One group that has made significant progress through coral nurseries is The National Oceanic and Atmospheric Administration (NOAA). In the waters around Florida, Puerto Rico, and the U.S. Virgin Islands, NOAA works with a number of partners in various capacities to maintain 27 coral nurseries. These underwater safe havens serve a dual function; not only do they provide a stable environment for injured corals to recuperate, but they also produce thousands of healthy young corals, ready to be transplanted into previously devastated areas.
In most cases, unhealthy corals are first taken to a lab where they are nurtured before being translated to coral nurseries in the ocean, however, Hawaii's Division of Aquatic Resources recently established a small-scale pilot coral nursery to test a new technique on the east coast of Oahu in Kaneohe Bay. The project aims to determine the effectiveness of in situ, or "in-the-field," coral nurseries, here, the damaged coral fragments are directly translated to coral nurseries in the ocean where the environment can not be artificially manipulated.
Looking toward the future: Where does this leave us?
Every year, the NOAA alone reintroduces over 2000 healthy corals back to the sea floor. In the image below we can see a growing and thriving transplanted elkhorn coral that was re-introduced near Vega Baja in Puerto Rico. The first image on the left was taken in 2009 when the coral was first re-introduced to the ocean, the middle image was taken in 2010 and the final one on the right in 2014. This image shows the increased speed by which corals that have been in coral nurseries grow in comparison to wild corals and also demonstrates how quickly reef ecosystems can form around healthy corals as between the 5 years we can already see more life on the ocean floor around the coral.

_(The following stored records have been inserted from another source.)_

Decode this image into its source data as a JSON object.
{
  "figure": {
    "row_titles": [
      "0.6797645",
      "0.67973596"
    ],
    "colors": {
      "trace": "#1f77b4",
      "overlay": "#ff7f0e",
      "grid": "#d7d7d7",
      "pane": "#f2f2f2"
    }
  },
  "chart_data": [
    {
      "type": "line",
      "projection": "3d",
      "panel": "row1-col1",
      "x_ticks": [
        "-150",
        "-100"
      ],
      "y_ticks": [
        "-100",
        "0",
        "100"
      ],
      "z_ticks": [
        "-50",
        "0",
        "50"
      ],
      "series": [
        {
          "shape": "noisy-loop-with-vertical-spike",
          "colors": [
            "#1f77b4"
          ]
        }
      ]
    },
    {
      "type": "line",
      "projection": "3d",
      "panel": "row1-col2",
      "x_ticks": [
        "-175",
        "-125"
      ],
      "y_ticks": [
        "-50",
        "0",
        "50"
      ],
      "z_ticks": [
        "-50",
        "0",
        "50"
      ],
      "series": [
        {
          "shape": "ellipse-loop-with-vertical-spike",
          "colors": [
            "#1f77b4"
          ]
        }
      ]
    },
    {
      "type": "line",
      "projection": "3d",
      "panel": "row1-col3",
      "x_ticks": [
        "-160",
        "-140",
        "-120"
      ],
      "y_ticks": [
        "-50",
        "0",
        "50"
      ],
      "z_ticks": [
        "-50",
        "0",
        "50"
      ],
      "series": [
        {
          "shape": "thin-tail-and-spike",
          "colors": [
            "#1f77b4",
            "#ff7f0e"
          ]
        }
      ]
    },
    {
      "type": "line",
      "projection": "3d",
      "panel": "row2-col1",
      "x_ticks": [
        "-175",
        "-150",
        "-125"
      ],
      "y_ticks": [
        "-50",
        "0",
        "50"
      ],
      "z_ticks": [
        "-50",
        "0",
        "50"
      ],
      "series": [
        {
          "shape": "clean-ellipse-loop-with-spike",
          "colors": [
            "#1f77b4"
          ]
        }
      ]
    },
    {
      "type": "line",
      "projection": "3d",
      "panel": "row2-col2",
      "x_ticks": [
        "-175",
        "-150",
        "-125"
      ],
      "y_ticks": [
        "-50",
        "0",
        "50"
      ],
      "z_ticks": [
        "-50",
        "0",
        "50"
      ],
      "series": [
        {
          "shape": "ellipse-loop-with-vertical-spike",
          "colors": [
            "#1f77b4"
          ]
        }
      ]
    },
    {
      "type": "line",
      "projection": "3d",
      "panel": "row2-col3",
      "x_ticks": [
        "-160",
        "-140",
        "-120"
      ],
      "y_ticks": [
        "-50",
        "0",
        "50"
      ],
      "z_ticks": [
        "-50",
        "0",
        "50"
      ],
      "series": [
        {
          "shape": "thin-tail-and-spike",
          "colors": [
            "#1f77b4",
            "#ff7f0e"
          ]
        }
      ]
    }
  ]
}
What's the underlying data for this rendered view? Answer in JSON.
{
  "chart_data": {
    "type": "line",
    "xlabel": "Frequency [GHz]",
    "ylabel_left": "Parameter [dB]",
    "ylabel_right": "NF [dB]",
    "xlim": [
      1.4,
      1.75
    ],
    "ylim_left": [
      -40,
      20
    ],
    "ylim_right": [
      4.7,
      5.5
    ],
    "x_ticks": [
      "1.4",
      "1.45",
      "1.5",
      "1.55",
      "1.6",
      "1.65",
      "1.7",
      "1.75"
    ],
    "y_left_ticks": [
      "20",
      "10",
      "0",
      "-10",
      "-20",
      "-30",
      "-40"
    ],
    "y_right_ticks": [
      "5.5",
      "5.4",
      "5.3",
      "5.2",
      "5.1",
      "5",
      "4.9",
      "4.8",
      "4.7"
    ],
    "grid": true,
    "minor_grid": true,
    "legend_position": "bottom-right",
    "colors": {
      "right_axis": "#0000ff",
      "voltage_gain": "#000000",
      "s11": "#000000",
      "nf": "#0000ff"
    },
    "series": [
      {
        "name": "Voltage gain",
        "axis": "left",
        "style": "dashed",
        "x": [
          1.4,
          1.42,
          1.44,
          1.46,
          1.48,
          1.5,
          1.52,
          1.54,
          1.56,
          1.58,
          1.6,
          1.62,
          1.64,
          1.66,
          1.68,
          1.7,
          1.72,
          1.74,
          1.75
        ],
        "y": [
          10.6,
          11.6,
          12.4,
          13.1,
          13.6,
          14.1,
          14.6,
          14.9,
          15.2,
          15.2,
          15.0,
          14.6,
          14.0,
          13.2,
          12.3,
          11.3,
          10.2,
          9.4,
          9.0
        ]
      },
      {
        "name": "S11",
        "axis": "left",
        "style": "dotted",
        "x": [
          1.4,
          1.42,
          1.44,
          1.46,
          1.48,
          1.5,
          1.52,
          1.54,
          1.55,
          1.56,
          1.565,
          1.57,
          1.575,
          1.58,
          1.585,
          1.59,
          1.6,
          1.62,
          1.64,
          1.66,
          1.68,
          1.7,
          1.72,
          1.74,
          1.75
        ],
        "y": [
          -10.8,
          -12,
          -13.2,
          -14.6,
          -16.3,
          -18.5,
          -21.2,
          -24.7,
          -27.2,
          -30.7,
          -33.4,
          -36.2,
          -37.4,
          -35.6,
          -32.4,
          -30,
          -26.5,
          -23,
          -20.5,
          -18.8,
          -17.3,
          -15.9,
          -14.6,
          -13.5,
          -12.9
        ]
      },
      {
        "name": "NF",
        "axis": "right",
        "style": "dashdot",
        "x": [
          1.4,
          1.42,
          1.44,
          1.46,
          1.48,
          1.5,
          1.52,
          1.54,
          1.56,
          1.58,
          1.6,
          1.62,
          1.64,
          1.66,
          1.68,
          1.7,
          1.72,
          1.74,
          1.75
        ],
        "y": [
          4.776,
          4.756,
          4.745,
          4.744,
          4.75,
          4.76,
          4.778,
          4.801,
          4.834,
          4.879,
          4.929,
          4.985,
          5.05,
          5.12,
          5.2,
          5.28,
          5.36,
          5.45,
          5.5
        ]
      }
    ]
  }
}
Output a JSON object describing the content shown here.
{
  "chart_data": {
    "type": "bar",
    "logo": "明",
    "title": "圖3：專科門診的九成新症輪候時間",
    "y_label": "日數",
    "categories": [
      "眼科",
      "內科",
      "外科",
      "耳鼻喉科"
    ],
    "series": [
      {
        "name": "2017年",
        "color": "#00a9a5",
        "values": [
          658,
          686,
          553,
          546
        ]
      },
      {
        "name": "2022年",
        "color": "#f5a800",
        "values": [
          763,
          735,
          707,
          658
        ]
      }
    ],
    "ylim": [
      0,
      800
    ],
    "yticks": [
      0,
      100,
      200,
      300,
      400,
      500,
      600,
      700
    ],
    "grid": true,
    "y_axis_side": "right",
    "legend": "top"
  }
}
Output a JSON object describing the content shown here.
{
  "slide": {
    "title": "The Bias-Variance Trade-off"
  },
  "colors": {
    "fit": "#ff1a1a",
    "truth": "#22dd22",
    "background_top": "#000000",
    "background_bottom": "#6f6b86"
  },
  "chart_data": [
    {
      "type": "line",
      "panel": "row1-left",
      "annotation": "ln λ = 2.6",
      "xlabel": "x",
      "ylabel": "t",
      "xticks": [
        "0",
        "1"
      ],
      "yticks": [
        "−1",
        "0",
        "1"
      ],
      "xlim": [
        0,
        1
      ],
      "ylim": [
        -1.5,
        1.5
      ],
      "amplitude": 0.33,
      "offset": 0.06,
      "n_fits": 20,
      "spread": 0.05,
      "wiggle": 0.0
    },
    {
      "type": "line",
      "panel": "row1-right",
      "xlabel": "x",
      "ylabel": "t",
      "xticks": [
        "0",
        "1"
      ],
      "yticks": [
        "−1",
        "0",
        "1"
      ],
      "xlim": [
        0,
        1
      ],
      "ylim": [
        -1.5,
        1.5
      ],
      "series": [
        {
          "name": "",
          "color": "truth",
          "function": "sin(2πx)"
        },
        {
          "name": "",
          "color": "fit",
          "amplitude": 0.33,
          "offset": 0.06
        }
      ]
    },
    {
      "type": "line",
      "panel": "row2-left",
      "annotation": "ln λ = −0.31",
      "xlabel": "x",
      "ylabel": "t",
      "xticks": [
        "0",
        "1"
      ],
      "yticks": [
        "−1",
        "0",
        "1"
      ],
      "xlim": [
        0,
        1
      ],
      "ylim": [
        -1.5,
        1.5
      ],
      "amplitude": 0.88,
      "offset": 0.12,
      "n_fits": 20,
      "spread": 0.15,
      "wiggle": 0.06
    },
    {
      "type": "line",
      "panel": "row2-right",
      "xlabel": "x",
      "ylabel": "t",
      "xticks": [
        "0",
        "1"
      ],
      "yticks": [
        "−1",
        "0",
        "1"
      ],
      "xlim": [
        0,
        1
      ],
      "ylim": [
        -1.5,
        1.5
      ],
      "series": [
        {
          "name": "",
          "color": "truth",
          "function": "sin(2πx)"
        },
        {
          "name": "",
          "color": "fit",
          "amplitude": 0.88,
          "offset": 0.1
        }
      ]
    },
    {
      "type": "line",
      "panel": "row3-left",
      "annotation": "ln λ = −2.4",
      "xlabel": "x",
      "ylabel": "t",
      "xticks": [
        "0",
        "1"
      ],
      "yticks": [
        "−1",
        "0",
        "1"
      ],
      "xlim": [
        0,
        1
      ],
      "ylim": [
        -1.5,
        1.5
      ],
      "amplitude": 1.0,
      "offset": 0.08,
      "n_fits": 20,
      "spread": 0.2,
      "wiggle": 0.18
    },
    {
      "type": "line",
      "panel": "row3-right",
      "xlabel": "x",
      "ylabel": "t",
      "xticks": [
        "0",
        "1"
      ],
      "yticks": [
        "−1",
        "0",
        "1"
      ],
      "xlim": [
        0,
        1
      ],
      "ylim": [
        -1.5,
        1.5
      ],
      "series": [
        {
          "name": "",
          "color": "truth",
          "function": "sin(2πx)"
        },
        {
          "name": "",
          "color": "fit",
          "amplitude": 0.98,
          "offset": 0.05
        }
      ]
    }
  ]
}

Even though coral nurseries started out as a way to rebuild reefs that had been damaged, the vast investment they have received has allowed them to grow beyond their initial aims. Today, researchers are looking for ways to actively build the resilience of corals through coral nurseries in the ocean and in the lab. Scientists want to know what factors allow corals to adapt to a changing climate and how they might intervene to help the corals. If achieved, this can create a solution to the changing ocean temperatures in the future and protect other corals from the death they are currently facing.
Although much progress has been done but groups such as the European Union, the United Nations, International Maritime Organization and many others to implement stricter laws and regulations to protect our oceans, coral nurseries are still not widely known about or implement even though they provide a relatively low scale and affordable solution. It is extremely important to protect our oceans from further damage but coral nurseries provide us with the tools to also restore corals that have already been damaged and we must take advantage of this opportunity.